Fur Trade at Lachine National Historic Site of Canada is a rectangular single-storey, stone warehouse located in an attractive park-like setting on the banks of the Lachine Canal on St. Joseph Boulevard opposite the Convent of the Sisters of Sainte-Anne in Lachine on the west end of Montréal Island. The designation refers to the warehouse on its lot.

Heritage Value

The Fur Trade at Lachine was designated a national historic site of Canada in 1984 to commemorate: the fur trade in the Montréal area.

The heritage value of Fur Trade at Lachine National Historic Site of Canada resides in the surviving 18th-century form, and fabric of the warehouse building as they illustrate the history of the fur trade in Montréal.

Built in 1803 by Alexander Gordon of the Northwest Company, this warehouse was acquired by the Hudson’s Bay Company in 1833, then by the Sisters of Sainte-Anne, who owned it from 1861-1977. When the building was modernized early in the 20th century, most of its original openings and surfaces disappeared. They were restored by Parks Canada (1978-1984) after a fire demolished all but the stone walls and half of the roof structure.

Sources: Historic Sites and Monuments Board of Canada, Minutes, 1984; Commemorative Integrity Statement, 2000.

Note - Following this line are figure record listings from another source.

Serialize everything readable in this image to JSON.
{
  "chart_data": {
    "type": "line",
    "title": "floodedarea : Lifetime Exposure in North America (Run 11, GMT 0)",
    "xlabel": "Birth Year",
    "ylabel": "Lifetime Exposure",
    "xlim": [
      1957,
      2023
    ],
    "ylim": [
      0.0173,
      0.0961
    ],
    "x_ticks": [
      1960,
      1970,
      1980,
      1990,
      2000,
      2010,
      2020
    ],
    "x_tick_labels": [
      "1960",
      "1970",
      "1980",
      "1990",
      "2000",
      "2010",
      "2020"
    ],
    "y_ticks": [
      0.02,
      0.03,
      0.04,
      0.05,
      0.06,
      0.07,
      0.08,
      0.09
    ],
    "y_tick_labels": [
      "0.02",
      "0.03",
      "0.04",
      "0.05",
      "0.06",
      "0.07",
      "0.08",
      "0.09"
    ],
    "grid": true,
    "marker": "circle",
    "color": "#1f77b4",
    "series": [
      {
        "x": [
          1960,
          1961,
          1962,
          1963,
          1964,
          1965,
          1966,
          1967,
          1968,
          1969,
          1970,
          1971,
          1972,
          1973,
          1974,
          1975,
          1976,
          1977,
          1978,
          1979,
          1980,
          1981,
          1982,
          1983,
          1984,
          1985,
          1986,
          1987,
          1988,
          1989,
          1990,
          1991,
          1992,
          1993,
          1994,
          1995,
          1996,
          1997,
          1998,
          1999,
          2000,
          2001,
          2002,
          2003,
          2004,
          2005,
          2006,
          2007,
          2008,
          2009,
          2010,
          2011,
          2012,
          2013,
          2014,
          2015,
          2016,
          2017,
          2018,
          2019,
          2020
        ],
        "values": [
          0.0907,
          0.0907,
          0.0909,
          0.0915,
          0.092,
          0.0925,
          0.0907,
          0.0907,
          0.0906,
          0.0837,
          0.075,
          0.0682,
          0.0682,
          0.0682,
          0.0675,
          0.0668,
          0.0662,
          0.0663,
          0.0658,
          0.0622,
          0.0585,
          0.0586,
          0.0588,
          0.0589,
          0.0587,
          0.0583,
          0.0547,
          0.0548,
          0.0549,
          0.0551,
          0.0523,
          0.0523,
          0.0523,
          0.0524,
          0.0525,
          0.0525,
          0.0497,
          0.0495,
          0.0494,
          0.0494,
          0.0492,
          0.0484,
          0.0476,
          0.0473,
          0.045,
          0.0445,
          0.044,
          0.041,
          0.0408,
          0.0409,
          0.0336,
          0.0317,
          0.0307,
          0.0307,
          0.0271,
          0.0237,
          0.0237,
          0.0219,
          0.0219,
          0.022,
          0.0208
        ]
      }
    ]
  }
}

Character-Defining Elements

Key elements that contribute to the heritage character of the site include: its park-like siting with the south face adjacent to a second enlarged canal; its rectangular single storey massing under a hipped roof; the irregular disposition of its gables and apertures; its surviving original fieldstone walls and the early craftsmanship; the found form, materials, and craftsmanship of its pre-1860s dormers, windows and doors; the location on the St. Lawrence River beside the historic channel for western travel; its siting with the long north wall of the building on a former wharf off Lachine’s first canal now known as ‘la promenade Père Marquette’; viewplanes from the south-west side to Lake Saint-Louis, the St. Lawrence River.